- DVD cover
- Based on: See Arnold Run by Nigel Andrews
- Screenplay by: Matt Dorff
- Directed by: James B. Rogers
- Starring: Jürgen Prochnow Roland Kickinger Nora Dunn Pat Skipper David Burke Peter White Alex Hyde-White Nicole DeHuff Mariel Hemingway
- Theme music composer: Lee Holdridge
- Country of origin: United States
- Original language: English

Production
- Producer: Roee Sharon
- Cinematography: Feliks Parnell
- Running time: 90 minutes
- Production companies: Stu Segall Productions Paramount Home Entertainment

Original release
- Network: A&E Television Networks
- Release: January 30, 2005

= See Arnold Run =

2005 television film directed by J. B. Rogers

See Arnold Run is a 2005 American biographical film starring Jürgen Prochnow and Roland Kickinger, both playing Arnold Schwarzenegger at different ages.
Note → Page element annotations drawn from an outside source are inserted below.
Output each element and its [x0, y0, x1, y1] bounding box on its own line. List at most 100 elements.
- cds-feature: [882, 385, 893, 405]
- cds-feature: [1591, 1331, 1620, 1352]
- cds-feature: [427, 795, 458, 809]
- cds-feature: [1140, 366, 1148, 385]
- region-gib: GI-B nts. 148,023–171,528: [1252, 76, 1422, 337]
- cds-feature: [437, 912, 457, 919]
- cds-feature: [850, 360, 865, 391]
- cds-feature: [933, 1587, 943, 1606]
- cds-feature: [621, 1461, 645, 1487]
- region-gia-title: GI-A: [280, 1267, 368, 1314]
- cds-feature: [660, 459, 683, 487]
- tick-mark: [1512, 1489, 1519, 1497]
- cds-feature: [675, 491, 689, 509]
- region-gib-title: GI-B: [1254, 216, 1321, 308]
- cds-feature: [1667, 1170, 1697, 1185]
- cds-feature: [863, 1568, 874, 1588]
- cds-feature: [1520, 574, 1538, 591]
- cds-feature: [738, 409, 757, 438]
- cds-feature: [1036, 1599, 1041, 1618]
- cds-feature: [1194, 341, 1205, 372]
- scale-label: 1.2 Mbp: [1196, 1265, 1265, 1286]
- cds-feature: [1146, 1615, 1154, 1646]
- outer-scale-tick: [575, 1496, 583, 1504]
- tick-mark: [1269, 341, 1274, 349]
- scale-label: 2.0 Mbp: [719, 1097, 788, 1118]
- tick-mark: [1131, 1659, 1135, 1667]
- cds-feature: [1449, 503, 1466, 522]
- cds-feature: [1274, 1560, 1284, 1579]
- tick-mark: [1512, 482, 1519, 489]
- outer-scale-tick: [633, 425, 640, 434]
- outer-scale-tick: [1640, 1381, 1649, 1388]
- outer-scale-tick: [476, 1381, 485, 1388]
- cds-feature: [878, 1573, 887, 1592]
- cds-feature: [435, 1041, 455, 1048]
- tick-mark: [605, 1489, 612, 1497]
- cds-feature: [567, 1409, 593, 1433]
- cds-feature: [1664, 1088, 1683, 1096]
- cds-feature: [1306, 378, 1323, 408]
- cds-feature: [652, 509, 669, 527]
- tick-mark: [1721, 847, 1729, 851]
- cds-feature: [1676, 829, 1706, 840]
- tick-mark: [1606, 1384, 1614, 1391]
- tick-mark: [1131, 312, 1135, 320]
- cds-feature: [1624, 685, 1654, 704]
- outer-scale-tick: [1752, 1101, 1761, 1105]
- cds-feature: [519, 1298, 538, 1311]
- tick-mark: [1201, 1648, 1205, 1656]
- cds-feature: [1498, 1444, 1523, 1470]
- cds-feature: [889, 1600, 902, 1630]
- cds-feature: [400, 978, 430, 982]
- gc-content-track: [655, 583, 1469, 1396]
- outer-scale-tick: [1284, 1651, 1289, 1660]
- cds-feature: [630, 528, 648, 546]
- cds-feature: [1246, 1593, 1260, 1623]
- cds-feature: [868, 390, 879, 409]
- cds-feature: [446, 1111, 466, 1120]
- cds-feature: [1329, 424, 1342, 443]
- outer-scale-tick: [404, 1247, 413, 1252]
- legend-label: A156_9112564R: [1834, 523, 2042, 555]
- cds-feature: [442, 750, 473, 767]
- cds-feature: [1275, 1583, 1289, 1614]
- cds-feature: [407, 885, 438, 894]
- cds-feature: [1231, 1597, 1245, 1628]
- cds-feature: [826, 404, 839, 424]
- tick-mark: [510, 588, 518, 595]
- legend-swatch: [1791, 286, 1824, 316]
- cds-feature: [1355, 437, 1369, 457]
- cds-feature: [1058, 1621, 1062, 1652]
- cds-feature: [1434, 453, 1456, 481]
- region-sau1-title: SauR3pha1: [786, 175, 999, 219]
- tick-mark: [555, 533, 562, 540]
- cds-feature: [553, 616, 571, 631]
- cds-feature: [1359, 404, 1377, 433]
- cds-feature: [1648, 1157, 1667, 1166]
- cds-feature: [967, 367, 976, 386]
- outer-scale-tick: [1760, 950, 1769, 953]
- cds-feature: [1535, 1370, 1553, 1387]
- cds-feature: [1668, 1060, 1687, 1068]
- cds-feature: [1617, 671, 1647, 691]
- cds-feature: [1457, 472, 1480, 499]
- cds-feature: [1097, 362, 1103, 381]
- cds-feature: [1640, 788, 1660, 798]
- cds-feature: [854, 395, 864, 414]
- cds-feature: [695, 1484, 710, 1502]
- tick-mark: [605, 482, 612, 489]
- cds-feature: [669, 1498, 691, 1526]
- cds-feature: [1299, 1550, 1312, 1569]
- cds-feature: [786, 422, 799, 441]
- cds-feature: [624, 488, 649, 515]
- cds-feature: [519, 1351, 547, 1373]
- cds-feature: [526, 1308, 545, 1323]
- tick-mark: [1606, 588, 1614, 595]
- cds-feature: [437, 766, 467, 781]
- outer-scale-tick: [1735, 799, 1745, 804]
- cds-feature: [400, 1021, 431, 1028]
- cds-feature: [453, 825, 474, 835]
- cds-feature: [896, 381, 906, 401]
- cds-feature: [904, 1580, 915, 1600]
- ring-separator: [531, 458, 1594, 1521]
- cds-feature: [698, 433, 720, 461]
The film covers Arnold's early years in bodybuilding and his successful run for Governor of California.

==Cast==

- Jürgen Prochnow as Arnold Schwarzenegger
  - Roland Kickinger as Arnold Schwarzenegger ('73). Kickinger would later appear in the 2009 film Terminator Salvation as the body double of T-800, with Schwarzenegger's face digitally superimposed over his own.
- Nora Dunn as Arianna Huffington
- Craig Zimmerman as George Butler ('73)
- Mariel Hemingway as Maria Shriver
- Kristen Shaw as Barbara Walters
- Michael Ergas as Franco Columbu
- Nick Stellate as Frank Zane
- David Lloyd Wilson as Gustav Schwarzenegger
- Frank Zane as IFBB Announcer
- Robert Michael Cicherillo as Lou Ferrigno
- Leonard Stone as Warren Buffett

==Reception==
The film received generally negative reviews, receiving a rating of 24% on Rotten Tomatoes.

SFGate wrote in their review of the film, "Sometimes, in the movie of your life, there's no hero who can save you from your own caricature."